Fans of the late sci-fi series "Jericho" could see the show popping up on Netflix if all of the myriad details can be ironed out.
The online video company has reportedly been speaking with CBS, the show's former network and production arm, about reviving the series, said TV Guide. CNET News is published by CBS Interactive, a unit of CBS.
A Netflix spokesman declined to offer any information, telling CNET that the company does not comment on rumors or speculation.
However, TV Guide reported that preliminary talks between Netflix and the network have already begun. CBS President Leslie Moonves revealed in February that the network was chatting with Netflix about doing a show together, the magazine added, speculating that the show in question was "Jericho."
Fans succeeded in saving the series from cancellation the first time around by sending CBS 20 tons of peanuts, a reference from the first season's final episode. But the show lasted only an additional seven episodes in its second season before being yanked off the air for good in 2008.

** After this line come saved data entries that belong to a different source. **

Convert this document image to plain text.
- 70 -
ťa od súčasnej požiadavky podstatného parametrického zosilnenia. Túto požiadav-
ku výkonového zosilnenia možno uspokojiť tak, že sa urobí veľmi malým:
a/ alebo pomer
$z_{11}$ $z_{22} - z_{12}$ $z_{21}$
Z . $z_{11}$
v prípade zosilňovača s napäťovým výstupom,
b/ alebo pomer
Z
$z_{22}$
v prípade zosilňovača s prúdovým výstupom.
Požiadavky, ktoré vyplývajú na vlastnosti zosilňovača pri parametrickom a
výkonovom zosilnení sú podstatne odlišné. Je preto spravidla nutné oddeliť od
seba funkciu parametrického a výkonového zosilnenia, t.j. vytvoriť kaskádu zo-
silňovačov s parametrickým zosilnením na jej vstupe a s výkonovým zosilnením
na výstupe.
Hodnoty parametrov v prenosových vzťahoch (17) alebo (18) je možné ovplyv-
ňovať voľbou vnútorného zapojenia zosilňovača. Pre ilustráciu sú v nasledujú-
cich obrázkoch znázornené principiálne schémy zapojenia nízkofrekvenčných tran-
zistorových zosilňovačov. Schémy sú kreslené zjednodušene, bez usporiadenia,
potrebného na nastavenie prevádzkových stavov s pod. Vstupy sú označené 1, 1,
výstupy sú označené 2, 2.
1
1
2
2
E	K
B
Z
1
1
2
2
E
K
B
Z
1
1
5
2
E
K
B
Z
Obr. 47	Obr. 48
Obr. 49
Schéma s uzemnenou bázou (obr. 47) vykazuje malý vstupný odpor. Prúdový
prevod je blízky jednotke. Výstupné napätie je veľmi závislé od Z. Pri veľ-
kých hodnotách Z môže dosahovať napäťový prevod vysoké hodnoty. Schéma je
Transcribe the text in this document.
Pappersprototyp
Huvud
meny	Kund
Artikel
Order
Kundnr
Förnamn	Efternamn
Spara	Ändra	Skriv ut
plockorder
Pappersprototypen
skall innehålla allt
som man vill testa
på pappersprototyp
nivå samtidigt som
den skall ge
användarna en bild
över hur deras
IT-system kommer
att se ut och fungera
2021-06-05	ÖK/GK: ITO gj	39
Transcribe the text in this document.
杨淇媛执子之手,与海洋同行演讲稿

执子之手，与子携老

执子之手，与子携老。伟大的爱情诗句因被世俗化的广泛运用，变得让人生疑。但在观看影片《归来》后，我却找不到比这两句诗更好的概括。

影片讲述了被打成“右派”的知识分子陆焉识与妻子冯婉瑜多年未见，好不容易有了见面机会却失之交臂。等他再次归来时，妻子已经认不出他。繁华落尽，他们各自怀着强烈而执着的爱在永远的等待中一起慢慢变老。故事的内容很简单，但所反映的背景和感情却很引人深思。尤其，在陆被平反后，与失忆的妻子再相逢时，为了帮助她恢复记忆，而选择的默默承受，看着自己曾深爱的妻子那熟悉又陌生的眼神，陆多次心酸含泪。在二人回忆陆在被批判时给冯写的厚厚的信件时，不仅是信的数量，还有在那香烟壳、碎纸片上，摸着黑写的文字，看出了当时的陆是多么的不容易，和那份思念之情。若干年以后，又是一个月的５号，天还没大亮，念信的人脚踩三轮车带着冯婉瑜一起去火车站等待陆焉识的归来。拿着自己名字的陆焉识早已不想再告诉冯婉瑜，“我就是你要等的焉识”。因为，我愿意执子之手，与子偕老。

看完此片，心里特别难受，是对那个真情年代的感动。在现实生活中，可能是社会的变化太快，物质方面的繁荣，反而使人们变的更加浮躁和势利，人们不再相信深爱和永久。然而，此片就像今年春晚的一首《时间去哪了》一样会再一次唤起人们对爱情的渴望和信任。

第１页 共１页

Several challenges await before the series stands a chance of life anew online.
The stars and producers would have to be rounded up, and their schedules freed to commit to a new season. Both Netflix and CBS would have to cough up the money to bring the series back into production, with some promise of a return on their investments.
"Jericho" focused on a small town in Kansas dealing with the aftermath of a nuclear holocaust that wiped out many of the major cities across the United States. The show's two seasons are currently available via streaming on Netflix.
If the details can be worked out, "Jericho" would joinas the second former network show to be revived by Netflix. New episodes of the quirky Fox comedy are scheduled to stream on Netflix starting next year after being off the air since 2006.
Netflix's focus is still on acquiring movies and TV shows, but the company has been venturing into its own programming.
Beyond bringing back "Arrested Development," Netflix has been airing an original show called "Lilyhammer" and is eyeing two additional series, "House of Cards" and "Hemlock Grove."
"There's a huge amount of enthusiasm for the Netflix original content strategy," Netflix spokesman Steve Swasey recently told CNET.
Netflix's strategy also shows a growing market for shows that may not be cut out for the networks but can often find their niche online.